As plataformas de delivery operam sistemas dinâmicos e flexíveis, que buscam equilibrar as necessidades de entregadores, de restaurantes e de usuários. As ações de combate à crise foram desenvolvidas mesmo em um cenário de acirramento da competição entre empresas e aumento expressivo no número de entregadores. Diante de um cenário econômico crítico como o da pandemia da Covid-19, a flexibilidade dos aplicativos foi essencial para que centenas de milhares de pessoas, entre entregadores, restaurantes, comerciantes e micro empresas, tivessem uma alternativa para gerar renda e apoiar o sustento de suas famílias.
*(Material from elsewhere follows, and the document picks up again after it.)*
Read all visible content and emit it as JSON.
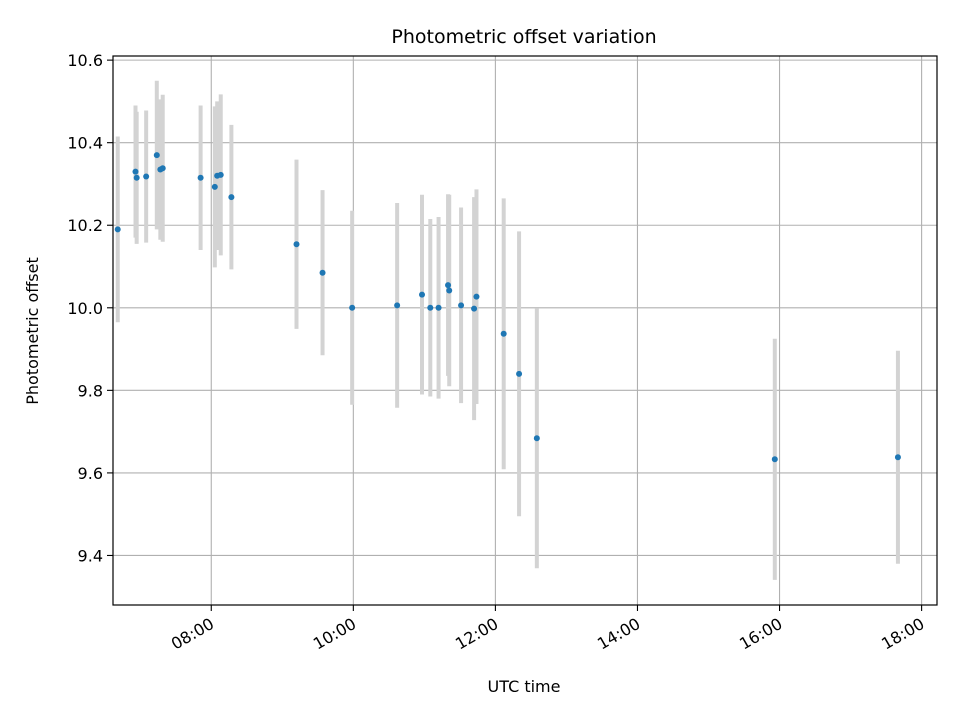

É importante esclarecer que as empresas associadas à AMOBITEC não trabalham com esquema de pontuação para a distribuição de pedidos e deixam claro que a participação em atos como a manifestação desta quarta-feira (1/7) não acarretará em punições ou bloqueios de qualquer natureza.

A AMOBITEC e suas empresas associadas que atuam no setor de delivery reafirmam a abertura ao diálogo, sempre atentas às reivindicações dos entregadores parceiros para aprimorar a experiência de todos nas plataformas".